The wide spacing of the DNA strand breaks produced (Fig. 5) is consistent with the upstream locations of the nuclease domains as predicted in a head-on collision complex (Supplementary Fig. 10a). Since the nucleases cannot interact directly, activation upon collision is most likely due to conformational strain from the ATPases transferred via the couplers. Nonetheless, additional remodelling and movement of the collision complex must be required to further process the DNA to produce a dsDNA break. We propose a “DNA Shredder” model in which cumulative nicking events eventually result in a dsDNA break (Fig. 6). This contrasts with the precise DNA cleavage produced by two closely-spaced nucleases as suggested for Type I and III enzymes (Supplementary Fig. 1) and observed in a great many other, simpler nucleases.

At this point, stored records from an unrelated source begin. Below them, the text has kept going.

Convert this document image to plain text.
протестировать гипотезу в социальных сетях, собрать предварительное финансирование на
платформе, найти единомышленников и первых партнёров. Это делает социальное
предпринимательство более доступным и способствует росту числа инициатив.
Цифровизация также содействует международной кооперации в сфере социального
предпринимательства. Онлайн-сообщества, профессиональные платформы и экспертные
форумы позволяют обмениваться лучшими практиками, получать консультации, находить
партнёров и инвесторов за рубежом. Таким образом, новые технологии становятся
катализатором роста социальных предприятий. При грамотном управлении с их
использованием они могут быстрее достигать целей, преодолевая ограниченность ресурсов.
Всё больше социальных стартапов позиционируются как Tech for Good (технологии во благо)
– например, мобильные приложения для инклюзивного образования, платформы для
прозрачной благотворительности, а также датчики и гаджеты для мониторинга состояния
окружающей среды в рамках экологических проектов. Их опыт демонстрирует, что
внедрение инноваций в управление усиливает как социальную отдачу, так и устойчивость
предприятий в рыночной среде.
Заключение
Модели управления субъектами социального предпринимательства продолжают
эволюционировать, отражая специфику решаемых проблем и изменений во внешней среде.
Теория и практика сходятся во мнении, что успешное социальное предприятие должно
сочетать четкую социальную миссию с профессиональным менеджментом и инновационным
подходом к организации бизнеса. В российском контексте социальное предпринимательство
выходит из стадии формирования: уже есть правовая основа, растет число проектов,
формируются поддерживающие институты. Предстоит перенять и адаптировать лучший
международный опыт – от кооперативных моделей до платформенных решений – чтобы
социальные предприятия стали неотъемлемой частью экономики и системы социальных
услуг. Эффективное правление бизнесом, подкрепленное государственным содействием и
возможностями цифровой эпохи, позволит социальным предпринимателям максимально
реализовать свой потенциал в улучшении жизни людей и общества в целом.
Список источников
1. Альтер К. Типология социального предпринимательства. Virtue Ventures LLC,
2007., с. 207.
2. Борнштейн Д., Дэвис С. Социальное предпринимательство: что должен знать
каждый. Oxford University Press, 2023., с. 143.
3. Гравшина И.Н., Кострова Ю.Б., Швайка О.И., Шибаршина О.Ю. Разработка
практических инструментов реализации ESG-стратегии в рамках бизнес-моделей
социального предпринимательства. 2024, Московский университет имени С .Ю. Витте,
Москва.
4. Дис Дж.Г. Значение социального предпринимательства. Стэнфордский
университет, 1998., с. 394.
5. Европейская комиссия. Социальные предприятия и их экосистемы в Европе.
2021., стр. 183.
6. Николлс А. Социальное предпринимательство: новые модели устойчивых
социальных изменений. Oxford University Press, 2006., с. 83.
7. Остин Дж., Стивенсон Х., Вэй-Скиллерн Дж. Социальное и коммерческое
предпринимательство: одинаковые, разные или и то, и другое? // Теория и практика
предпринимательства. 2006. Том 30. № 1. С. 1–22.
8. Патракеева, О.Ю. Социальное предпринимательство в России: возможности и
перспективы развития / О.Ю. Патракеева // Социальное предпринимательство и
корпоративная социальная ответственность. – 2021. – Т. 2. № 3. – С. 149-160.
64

The collision complex would initially result in formation of one or two strand breaks. The location of this initial cleavage will be random, dictated by the preceding stochastic translocation events. Rearrangements of the complex due to interdomain plasticity together with the nuclease’s sequence preference (Supplementary Fig. 13c), can result in varied loci of cleavage and hence a range of initial 3′-3′ spacings. The observed 30 bp minimum could reflect a collision complex where both coupler-MTase-TRD units have swung off the DNA, allowing the closest approach of two helicase-nuclease units that still allows for stress-activation. Continued ATPase activity can then remodel the collision complex, leading to further up- and downstream movement and nicking events, causing compound damage culminating in a dsDNA break (Fig. 6). The increases in the median and skewness values (Fig. 5) are thus due to the longer incubation times during which collision complex motion leads to further cleavage events at other sites. Notably, post-collision mobility can also account for cleavage further upstream than −30 and for rare 5′ overhangs (Fig. 5b), where presumably the collision complex nicks one strand and immediately moves in a 3′ direction before nicking the opposite strand.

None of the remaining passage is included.